Dr. Noble has served as the principal investigator or Co-PI on several federal and foundation grants, and was named a “Rising Star” by the Association for Psychological Science. She and her colleagues are currently planning and raising funds for the first randomized trial of poverty reduction in early childhood. Her work linking family income to brain structure across childhood and adolescence has received worldwide attention in the popular press.
Ann Masten is a Regents Professor and the Irving B. Harris Professor of Child Development in the Institute of Child Development at the University of Minnesota. She completed her doctoral training at the University of Minnesota in clinical psychology and an internship at UCLA. In 1986, she joined the faculty in the Institute of Child Development at the University of Minnesota, serving as chair of the department from 1999 to 2005.
Masten’s research focuses on understanding processes that promote competence and prevent problems in human development, with a focus on adaptive processes and pathways, developmental tasks and cascades, and resilience in the context of high cumulative risk, adversity, and trauma. She directs the Project Competence Research on Risk and Resilience, including studies of normative populations and high-risk young people exposed to war, natural disasters, poverty, homelessness, and migration. The ultimate objective of her research is to inform sciences, practices, and policies that aim to promote positive development and a better future for children and families whose lives are threatened by adversity.
Masten recently co-chaired the Forum on Investing in Young Children Globally for the U.S. National Academies. She has served as President of the Society for Research in Child Development and President of Division 7 (Developmental) of the American Psychological Association (APA). She is a 2014 recipient of the Urie Bronfenbrenner Award for Lifetime Contributions to Developmental Psychology in the Service of Science and Society from the APA. Author of more than 200 publications, Masten has presented to diverse audiences on the themes of risk and resilience in human development. She regularly teaches a MOOC through Coursera.org on “Resilience in Children Exposed to Trauma, Disaster and War: Global Perspectives.” She is the author of the 2014 book, “Ordinary Magic: Resilience in Children”, published by Guilford Press.

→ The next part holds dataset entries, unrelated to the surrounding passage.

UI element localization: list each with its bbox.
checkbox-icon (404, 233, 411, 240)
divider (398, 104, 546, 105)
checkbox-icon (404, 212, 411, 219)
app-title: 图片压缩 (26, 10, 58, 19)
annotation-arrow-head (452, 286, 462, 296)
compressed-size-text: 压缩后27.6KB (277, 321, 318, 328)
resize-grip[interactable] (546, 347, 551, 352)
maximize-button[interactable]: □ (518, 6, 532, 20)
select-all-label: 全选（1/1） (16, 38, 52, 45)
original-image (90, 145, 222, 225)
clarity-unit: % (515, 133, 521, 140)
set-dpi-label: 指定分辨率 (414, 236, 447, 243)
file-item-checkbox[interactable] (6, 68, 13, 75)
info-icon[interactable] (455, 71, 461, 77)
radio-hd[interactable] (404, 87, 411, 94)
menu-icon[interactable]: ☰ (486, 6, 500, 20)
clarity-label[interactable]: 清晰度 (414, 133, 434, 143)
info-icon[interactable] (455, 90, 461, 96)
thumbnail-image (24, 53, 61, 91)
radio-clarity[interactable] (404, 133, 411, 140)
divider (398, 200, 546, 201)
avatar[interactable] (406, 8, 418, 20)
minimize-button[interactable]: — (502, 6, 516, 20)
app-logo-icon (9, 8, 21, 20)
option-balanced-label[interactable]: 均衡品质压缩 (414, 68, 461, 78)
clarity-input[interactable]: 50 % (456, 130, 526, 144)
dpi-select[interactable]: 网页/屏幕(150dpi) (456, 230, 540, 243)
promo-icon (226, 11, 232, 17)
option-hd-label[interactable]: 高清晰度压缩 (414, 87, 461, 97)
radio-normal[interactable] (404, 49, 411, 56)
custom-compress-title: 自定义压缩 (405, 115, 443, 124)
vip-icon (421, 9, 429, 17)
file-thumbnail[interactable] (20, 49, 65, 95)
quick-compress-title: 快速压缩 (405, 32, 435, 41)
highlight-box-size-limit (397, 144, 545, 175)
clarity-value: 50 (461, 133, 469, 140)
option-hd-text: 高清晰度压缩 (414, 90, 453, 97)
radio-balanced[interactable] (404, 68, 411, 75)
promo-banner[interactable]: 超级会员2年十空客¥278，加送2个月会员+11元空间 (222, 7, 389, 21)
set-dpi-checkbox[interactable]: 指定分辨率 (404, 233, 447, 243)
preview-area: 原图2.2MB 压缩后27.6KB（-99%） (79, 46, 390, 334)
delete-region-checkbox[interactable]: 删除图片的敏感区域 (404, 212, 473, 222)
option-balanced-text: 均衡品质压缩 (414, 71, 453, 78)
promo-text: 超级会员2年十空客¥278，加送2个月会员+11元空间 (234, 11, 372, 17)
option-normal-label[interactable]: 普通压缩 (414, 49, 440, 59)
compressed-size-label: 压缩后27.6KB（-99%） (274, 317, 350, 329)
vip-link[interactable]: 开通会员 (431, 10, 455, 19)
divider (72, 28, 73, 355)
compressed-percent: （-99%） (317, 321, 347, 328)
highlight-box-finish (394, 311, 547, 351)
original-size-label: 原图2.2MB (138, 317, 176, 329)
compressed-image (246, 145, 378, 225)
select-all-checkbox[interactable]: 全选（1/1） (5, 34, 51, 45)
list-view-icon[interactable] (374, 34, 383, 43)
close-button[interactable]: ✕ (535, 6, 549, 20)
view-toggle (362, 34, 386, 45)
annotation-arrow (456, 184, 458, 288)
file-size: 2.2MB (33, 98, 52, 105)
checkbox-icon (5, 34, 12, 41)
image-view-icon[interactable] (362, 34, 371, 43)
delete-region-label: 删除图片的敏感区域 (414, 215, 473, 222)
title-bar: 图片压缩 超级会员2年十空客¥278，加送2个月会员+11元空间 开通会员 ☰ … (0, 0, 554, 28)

Karen Brown has been a reporter at New England Public Radio since 1998, focusing primarily on health and mental health issues. She also freelances for NPR, The New York Times, The Boston Globe, NOVA Next, and other national outlets. Brown has produced several radio documentaries that address the effects of trauma, including "Life After Stress: The Biology of Trauma and Resilience," "Never Forget: Holocaust Survivors Contend With New Memories of Past Trauma," and "Love, War, and PTSD: Anna and Peter Mohan.” She was a 2015 Dart Center Ochberg Fellow, a 2012-13 MIT-Knight Fellow in Science Journalism and a 2004-5 Rosalynn Carter Fellow in Mental Health Journalism. She received a Master of Journalism from the University of California at Berkeley in 1996.